I grew up playing a lot of games, which was pretty good preparation for adult life. Games taught me the pleasure of focusing on a goal, on how to learn rules and function within their limitations, how to improve at something through practice, as well as the emotional balance necessary to handle winning and losing with equal grace. I also enjoyed the technical aspects of games, whether those games were played on a tabletop or a ball field. Against an evenly matched opponent, mastery of the small details often determined who won or lost.

All of this is true for adult life as well, I think, and why there are so many How To books and articles written. A person can learn any aspect of this game of adulthood – the focusing, the rules, the balance, and certainly the techniques. Whenever I see How To books I remember the time my track coach taught me the proper sprinting form, how until then I’d been running flat-footed and that I needed to be on my toes. That one change made me instantly faster.

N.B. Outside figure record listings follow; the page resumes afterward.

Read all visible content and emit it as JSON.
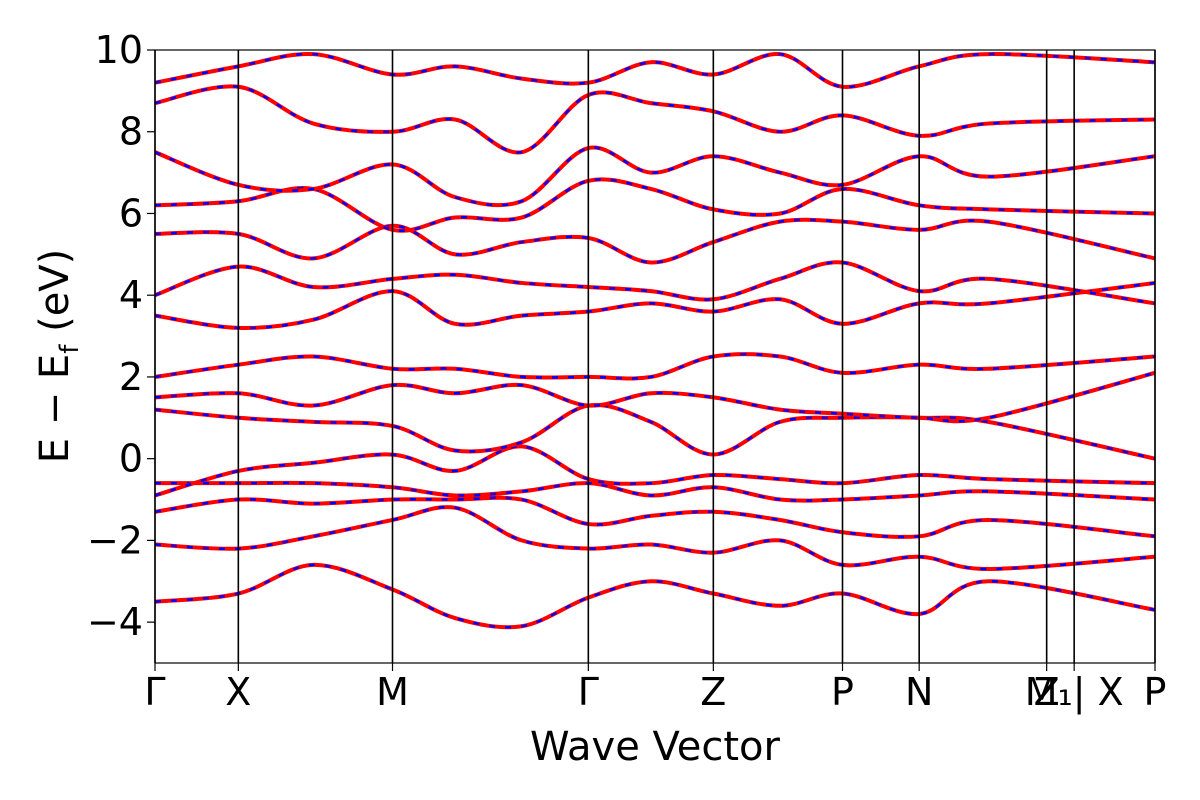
{
  "chart_data": {
    "type": "line",
    "xlabel": "Wave Vector",
    "ylabel": "E − E",
    "ylabel_sub": "f",
    "ylabel_unit": " (eV)",
    "ylim": [
      -5,
      10
    ],
    "yticks": [
      -4,
      -2,
      0,
      2,
      4,
      6,
      8,
      10
    ],
    "ytick_labels": [
      "−4",
      "−2",
      "0",
      "2",
      "4",
      "6",
      "8",
      "10"
    ],
    "xlim": [
      0,
      12
    ],
    "high_symmetry_points": [
      {
        "x": 0.0,
        "label": "Γ"
      },
      {
        "x": 1.0,
        "label": "X"
      },
      {
        "x": 2.85,
        "label": "M"
      },
      {
        "x": 5.2,
        "label": "Γ"
      },
      {
        "x": 6.7,
        "label": "Z"
      },
      {
        "x": 8.25,
        "label": "P"
      },
      {
        "x": 9.17,
        "label": "N"
      },
      {
        "x": 10.7,
        "label": "Z"
      },
      {
        "x": 11.03,
        "label": "M₁| X"
      },
      {
        "x": 12.0,
        "label": "P"
      }
    ],
    "grid": false,
    "line_styles": [
      {
        "color": "#ff0000",
        "style": "solid"
      },
      {
        "color": "#0000ff",
        "style": "dashed"
      }
    ],
    "bands_sampled": [
      [
        -3.5,
        -3.3,
        -2.6,
        -3.2,
        -3.9,
        -4.1,
        -3.4,
        -3.0,
        -3.3,
        -3.6,
        -3.3,
        -3.8,
        -3.0,
        -3.7
      ],
      [
        -2.1,
        -2.2,
        -1.9,
        -1.5,
        -1.2,
        -2.0,
        -2.2,
        -2.1,
        -2.3,
        -2.0,
        -2.6,
        -2.4,
        -2.7,
        -2.4
      ],
      [
        -1.3,
        -1.0,
        -1.1,
        -1.0,
        -1.0,
        -1.0,
        -1.6,
        -1.4,
        -1.3,
        -1.5,
        -1.8,
        -1.9,
        -1.5,
        -1.9
      ],
      [
        -0.6,
        -0.6,
        -0.6,
        -0.7,
        -0.9,
        -0.8,
        -0.6,
        -0.9,
        -0.7,
        -1.0,
        -1.0,
        -0.9,
        -0.8,
        -1.0
      ],
      [
        -0.9,
        -0.3,
        -0.1,
        0.1,
        -0.3,
        0.3,
        -0.5,
        -0.6,
        -0.4,
        -0.5,
        -0.6,
        -0.4,
        -0.5,
        -0.6
      ],
      [
        1.2,
        1.0,
        0.9,
        0.8,
        0.2,
        0.4,
        1.3,
        0.9,
        0.1,
        0.9,
        1.0,
        1.0,
        0.9,
        0.0
      ],
      [
        1.5,
        1.6,
        1.3,
        1.8,
        1.6,
        1.8,
        1.3,
        1.6,
        1.5,
        1.2,
        1.1,
        1.0,
        1.0,
        2.1
      ],
      [
        2.0,
        2.3,
        2.5,
        2.2,
        2.2,
        2.0,
        2.0,
        2.0,
        2.5,
        2.5,
        2.1,
        2.3,
        2.2,
        2.5
      ],
      [
        3.5,
        3.2,
        3.4,
        4.1,
        3.3,
        3.5,
        3.6,
        3.8,
        3.6,
        3.9,
        3.3,
        3.8,
        3.8,
        4.3
      ],
      [
        4.0,
        4.7,
        4.2,
        4.4,
        4.5,
        4.3,
        4.2,
        4.1,
        3.9,
        4.4,
        4.8,
        4.1,
        4.4,
        3.8
      ],
      [
        5.5,
        5.5,
        4.9,
        5.7,
        5.0,
        5.3,
        5.4,
        4.8,
        5.3,
        5.8,
        5.8,
        5.6,
        5.8,
        4.9
      ],
      [
        6.2,
        6.3,
        6.6,
        5.6,
        5.9,
        5.9,
        6.8,
        6.6,
        6.1,
        6.0,
        6.6,
        6.2,
        6.1,
        6.0
      ],
      [
        7.5,
        6.7,
        6.6,
        7.2,
        6.4,
        6.3,
        7.6,
        7.0,
        7.4,
        7.0,
        6.7,
        7.4,
        6.9,
        7.4
      ],
      [
        8.7,
        9.1,
        8.2,
        8.0,
        8.3,
        7.5,
        8.9,
        8.7,
        8.5,
        8.0,
        8.4,
        7.9,
        8.2,
        8.3
      ],
      [
        9.2,
        9.6,
        9.9,
        9.4,
        9.6,
        9.3,
        9.2,
        9.7,
        9.4,
        9.9,
        9.1,
        9.6,
        9.9,
        9.7
      ]
    ],
    "bands_sample_x": [
      0.0,
      1.0,
      1.9,
      2.85,
      3.6,
      4.4,
      5.2,
      5.95,
      6.7,
      7.5,
      8.25,
      9.17,
      10.0,
      12.0
    ]
  }
}
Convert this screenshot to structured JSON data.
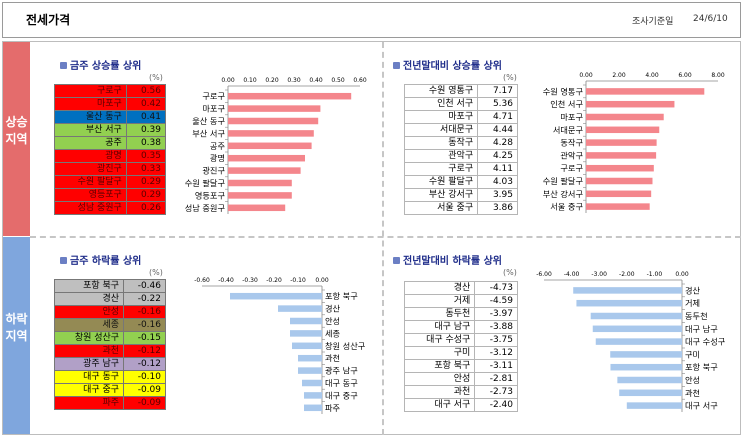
{
  "header": {
    "title": "전세가격",
    "survey_label": "조사기준일",
    "survey_date": "24/6/10"
  },
  "sidebar": {
    "rise_label": "상승지역",
    "fall_label": "하락지역"
  },
  "panels": {
    "week_rise": {
      "title": "금주 상승률 상위",
      "unit": "(%)"
    },
    "ytd_rise": {
      "title": "전년말대비 상승률 상위",
      "unit": "(%)"
    },
    "week_fall": {
      "title": "금주 하락률 상위",
      "unit": "(%)"
    },
    "ytd_fall": {
      "title": "전년말대비 하락률 상위",
      "unit": "(%)"
    }
  },
  "colors": {
    "red": "#ff0000",
    "blue": "#0070c0",
    "green": "#92d050",
    "gray": "#bfbfbf",
    "olive": "#948a54",
    "lightgreen": "#92d050",
    "lavender": "#b1a0c7",
    "yellow": "#ffff00",
    "rise_bar": "#f4868c",
    "fall_bar": "#a9c8ec"
  },
  "chart_data": [
    {
      "id": "week_rise",
      "type": "bar",
      "orientation": "horizontal",
      "categories": [
        "구로구",
        "마포구",
        "울산 동구",
        "부산 서구",
        "공주",
        "광명",
        "광진구",
        "수원 팔달구",
        "영등포구",
        "성남 중원구"
      ],
      "values": [
        0.56,
        0.42,
        0.41,
        0.39,
        0.38,
        0.35,
        0.33,
        0.29,
        0.29,
        0.26
      ],
      "row_colors": [
        "red",
        "red",
        "blue",
        "green",
        "green",
        "red",
        "red",
        "red",
        "red",
        "red"
      ],
      "xlim": [
        0,
        0.6
      ],
      "xticks": [
        "0.00",
        "0.10",
        "0.20",
        "0.30",
        "0.40",
        "0.50",
        "0.60"
      ]
    },
    {
      "id": "ytd_rise",
      "type": "bar",
      "orientation": "horizontal",
      "categories": [
        "수원 영통구",
        "인천 서구",
        "마포구",
        "서대문구",
        "동작구",
        "관악구",
        "구로구",
        "수원 팔달구",
        "부산 강서구",
        "서울 중구"
      ],
      "values": [
        7.17,
        5.36,
        4.71,
        4.44,
        4.28,
        4.25,
        4.11,
        4.03,
        3.95,
        3.86
      ],
      "xlim": [
        0,
        8
      ],
      "xticks": [
        "0.00",
        "2.00",
        "4.00",
        "6.00",
        "8.00"
      ]
    },
    {
      "id": "week_fall",
      "type": "bar",
      "orientation": "horizontal",
      "categories": [
        "포항 북구",
        "경산",
        "안성",
        "세종",
        "창원 성산구",
        "과천",
        "광주 남구",
        "대구 동구",
        "대구 중구",
        "파주"
      ],
      "values": [
        -0.46,
        -0.22,
        -0.16,
        -0.16,
        -0.15,
        -0.12,
        -0.12,
        -0.1,
        -0.09,
        -0.09
      ],
      "row_colors": [
        "gray",
        "gray",
        "red",
        "olive",
        "lightgreen",
        "red",
        "lavender",
        "yellow",
        "yellow",
        "red"
      ],
      "xlim": [
        -0.6,
        0
      ],
      "xticks": [
        "-0.60",
        "-0.40",
        "-0.30",
        "-0.20",
        "-0.10",
        "0.00"
      ]
    },
    {
      "id": "ytd_fall",
      "type": "bar",
      "orientation": "horizontal",
      "categories": [
        "경산",
        "거제",
        "동두천",
        "대구 남구",
        "대구 수성구",
        "구미",
        "포항 북구",
        "안성",
        "과천",
        "대구 서구"
      ],
      "values": [
        -4.73,
        -4.59,
        -3.97,
        -3.88,
        -3.75,
        -3.12,
        -3.11,
        -2.81,
        -2.73,
        -2.4
      ],
      "xlim": [
        -6,
        0
      ],
      "xticks": [
        "-6.00",
        "-4.00",
        "-3.00",
        "-2.00",
        "-1.00",
        "0.00"
      ]
    }
  ]
}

There was one aspect of games that I never had to learn, however, and it was the most important part: wanting to play. If you don’t actually want to play the game, you will not get any better at it, and you will not care about focus or grace or technique. You will look at the game and think, “This is all made up. The points aren’t real, nothing real is won or lost, and the rules can be changed as quickly as we change our minds. It’s all pretend.”

That’s an existential crisis for a game player. If you want to keep playing you have to make peace with why it is you’re actually playing, that the game was an organized excuse to bring your full attention to something. To bring your full, uncluttered, unfettered attention to anything, whether it’s the game of knitting, or writing, or golfing, or running a Fortune 500 Company, is to be fully yourself. All the rest, the scarves and stories and scores and profits – all of it’s pretend. But not you. You’re as real as the sun, and you’re attention shines just as bright when you remember why you’re playing.